Around White Mountain Peak, California
This is still pretty experimental, and I’m not yet at the point of publishing anything, but eventually I’d like to share source code and have a thing like the contours tool or animated flow viewer where you can render a map for wherever you please. Right now it’s far too slow, and the code is borderline unreadable.
But for those interested, the gist of how this works is this:
- Get elevation data from terrain tiles and compute contours (as described in this post about the contours tool)
- Draw contours invisibly to SVG and use the
getPointAtLength method to find regularly spaced points along each contour line.
- From each of those points, start calculating a path up or downhill.
- Get the elevation and aspect at the point.
- Proceed to the next point in the direction of aspect (or opposite, for uphill) at some specified segment distance (usually 5 pixels or so).
- Repeat for the next point, and so on until an ending condition* is met.
- Calculate a mean aspect value for all the coordinates in the path. I use this for coloring each line according to the general direction in which it flows.
- Draw all paths to a canvas by feeding their coordinates to a d3 line generator with some curve interpolation applied.

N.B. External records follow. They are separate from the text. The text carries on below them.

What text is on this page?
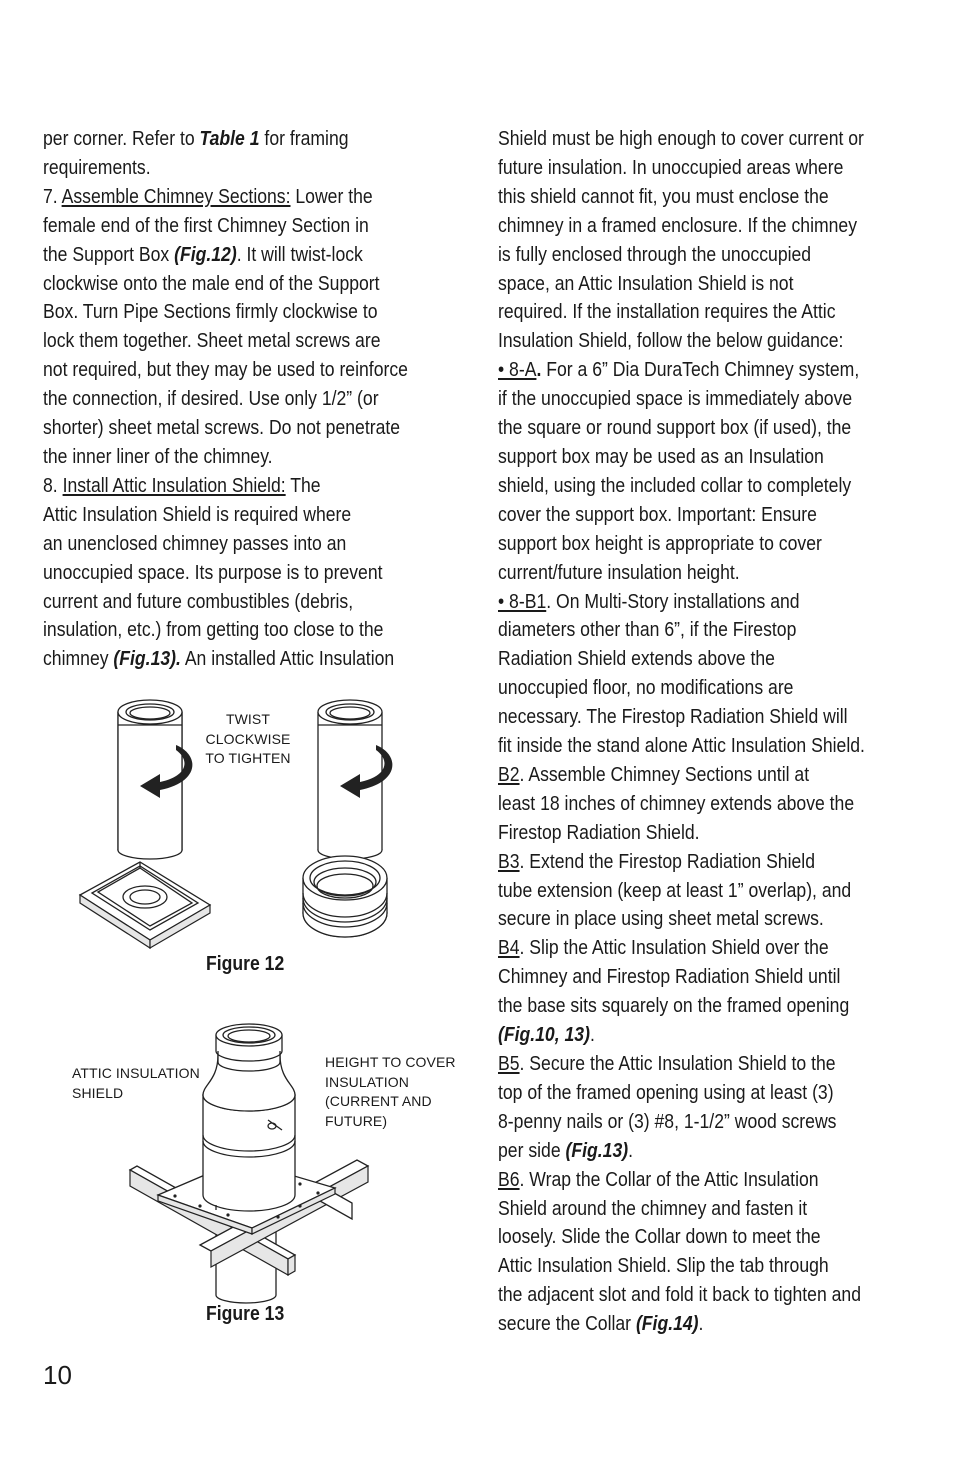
per corner. Refer to Table 1 for framing
requirements.

7. Assemble Chimney Sections: Lower the
female end of the first Chimney Section in
the Support Box (Fig.12). It will twist-lock
clockwise onto the male end of the Support
Box. Turn Pipe Sections firmly clockwise to
lock them together. Sheet metal screws are
not required, but they may be used to reinforce
the connection, if desired. Use only 1/2” (or
shorter) sheet metal screws. Do not penetrate
the inner liner of the chimney.

8. Install Attic Insulation Shield: The
Attic Insulation Shield is required where
an unenclosed chimney passes into an
unoccupied space. Its purpose is to prevent
current and future combustibles (debris,
insulation, etc.) from getting too close to the
chimney (Fig.13). An installed Attic Insulation

TWIST CLOCKWISE
TO TIGHTEN
Figure 12
ATTIC INSULATION
SHIELD
HEIGHT TO COVER
INSULATION
(CURRENT AND
FUTURE)
Figure 13

Shield must be high enough to cover current or
future insulation. In unoccupied areas where
this shield cannot fit, you must enclose the
chimney in a framed enclosure. If the chimney
is fully enclosed through the unoccupied
space, an Attic Insulation Shield is not
required. If the installation requires the Attic
Insulation Shield, follow the below guidance:

• 8-A. For a 6” Dia DuraTech Chimney system,
if the unoccupied space is immediately above
the square or round support box (if used), the
support box may be used as an Insulation
shield, using the included collar to completely
cover the support box. Important: Ensure
support box height is appropriate to cover
current/future insulation height.

• 8-B1. On Multi-Story installations and
diameters other than 6”, if the Firestop
Radiation Shield extends above the
unoccupied floor, no modifications are
necessary. The Firestop Radiation Shield will
fit inside the stand alone Attic Insulation Shield.

B2. Assemble Chimney Sections until at
least 18 inches of chimney extends above the
Firestop Radiation Shield.

B3. Extend the Firestop Radiation Shield
tube extension (keep at least 1” overlap), and
secure in place using sheet metal screws.

B4. Slip the Attic Insulation Shield over the
Chimney and Firestop Radiation Shield until
the base sits squarely on the framed opening
(Fig.10, 13).

B5. Secure the Attic Insulation Shield to the
top of the framed opening using at least (3)
8-penny nails or (3) #8, 1-1/2” wood screws
per side (Fig.13).

B6. Wrap the Collar of the Attic Insulation
Shield around the chimney and fasten it
loosely. Slide the Collar down to meet the
Attic Insulation Shield. Slip the tab through
the adjacent slot and fold it back to tighten and
secure the Collar (Fig.14).

10
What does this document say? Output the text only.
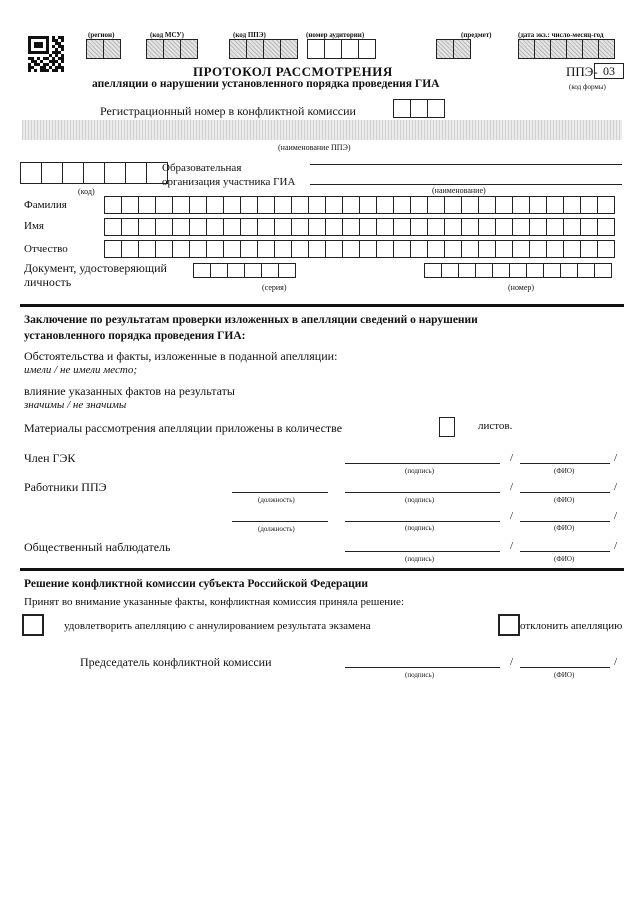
(регион)	(код МСУ)	(код ППЭ)	(номер аудитории)	(предмет)	(дата экз.: число-месяц-год
ПРОТОКОЛ РАССМОТРЕНИЯ
апелляции о нарушении установленного порядка проведения ГИА
ППЭ- 03
(код формы)
Регистрационный номер в конфликтной комиссии
(наименование ППЭ)
Образовательная
организация участника ГИА
(код)	(наименование)
Фамилия
Имя
Отчество
Документ, удостоверяющий
личность	(серия)	(номер)
Заключение по результатам проверки изложенных в апелляции сведений о нарушении
установленного порядка проведения ГИА:
Обстоятельства и факты, изложенные в поданной апелляции:
имели / не имели место;
влияние указанных фактов на результаты
значимы / не значимы
Материалы рассмотрения апелляции приложены в количестве	листов.
Член ГЭК	/	/
(подпись)	(ФИО)
Работники ППЭ	/	/
(должность)	(подпись)	(ФИО)
/	/
(должность)	(подпись)	(ФИО)
Общественный наблюдатель	/	/
(подпись)	(ФИО)
Решение конфликтной комиссии субъекта Российской Федерации
Принят во внимание указанные факты, конфликтная комиссия приняла решение:
удовлетворить апелляцию с аннулированием результата экзамена	отклонить апелляцию
Председатель конфликтной комиссии	/	/
(подпись)	(ФИО)
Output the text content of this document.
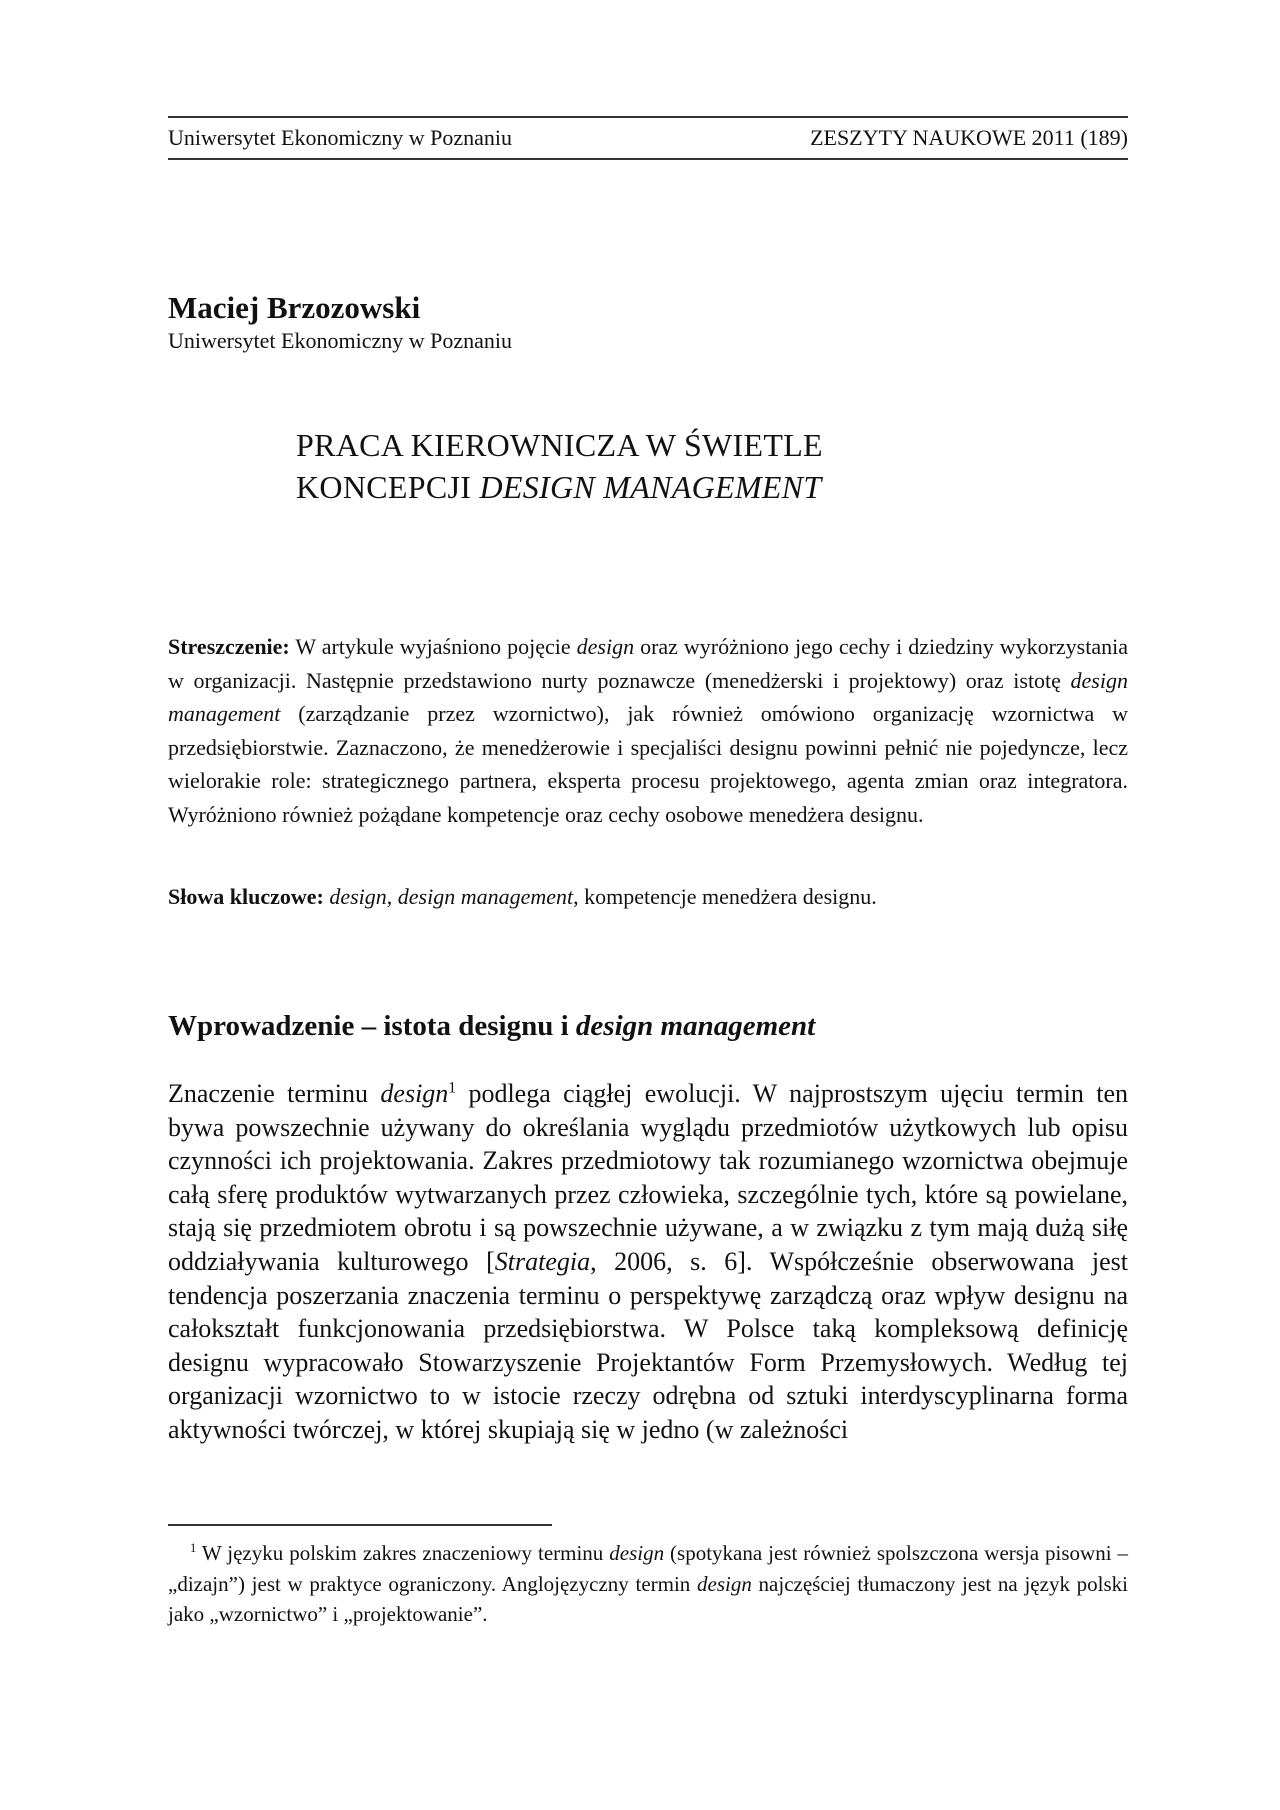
Uniwersytet Ekonomiczny w Poznaniu	ZESZYTY NAUKOWE 2011 (189)
Maciej Brzozowski
Uniwersytet Ekonomiczny w Poznaniu
PRACA KIEROWNICZA W ŚWIETLE
KONCEPCJI DESIGN MANAGEMENT
Streszczenie: W artykule wyjaśniono pojęcie design oraz wyróżniono jego cechy i dziedziny wykorzystania w organizacji. Następnie przedstawiono nurty poznawcze (menedżerski i projektowy) oraz istotę design management (zarządzanie przez wzornictwo), jak również omówiono organizację wzornictwa w przedsiębiorstwie. Zaznaczono, że menedżerowie i specjaliści designu powinni pełnić nie pojedyncze, lecz wielorakie role: strategicznego partnera, eksperta procesu projektowego, agenta zmian oraz integratora. Wyróżniono również pożądane kompetencje oraz cechy osobowe menedżera designu.
Słowa kluczowe: design, design management, kompetencje menedżera designu.
Wprowadzenie – istota designu i design management
Znaczenie terminu design$^1$ podlega ciągłej ewolucji. W najprostszym ujęciu termin ten bywa powszechnie używany do określania wyglądu przedmiotów użytkowych lub opisu czynności ich projektowania. Zakres przedmiotowy tak rozumianego wzornictwa obejmuje całą sferę produktów wytwarzanych przez człowieka, szczególnie tych, które są powielane, stają się przedmiotem obrotu i są powszechnie używane, a w związku z tym mają dużą siłę oddziaływania kulturowego [Strategia, 2006, s. 6]. Współcześnie obserwowana jest tendencja poszerzania znaczenia terminu o perspektywę zarządczą oraz wpływ designu na całokształt funkcjonowania przedsiębiorstwa. W Polsce taką kompleksową definicję designu wypracowało Stowarzyszenie Projektantów Form Przemysłowych. Według tej organizacji wzornictwo to w istocie rzeczy odrębna od sztuki interdyscyplinarna forma aktywności twórczej, w której skupiają się w jedno (w zależności
$^1$ W języku polskim zakres znaczeniowy terminu design (spotykana jest również spolszczona wersja pisowni – „dizajn”) jest w praktyce ograniczony. Anglojęzyczny termin design najczęściej tłumaczony jest na język polski jako „wzornictwo” i „projektowanie”.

* Paths could keep going until they reach the highest/lowest point or the edge of the screen, but I’ve found it best to limit them by imposing one or more conditions for ending:
- A maximum number of segments
- A maximum elevation change (e.g., a path can only climb/descend three contour intervals)
- A minimum distance traversed. Some paths otherwise get “stuck” and bounce back and forth in a confined space, resulting in distracting bright spots on the map.
After all that, it comes down to playing around with colors, blending, and some of the variables, as mentioned earlier. Should the lines be sparse or dense? Long or short? Thick or thin? Many of the images here represent my favorite settings, but it’s hard to stop trying different combinations—which is why the code is always “in progress” and messy!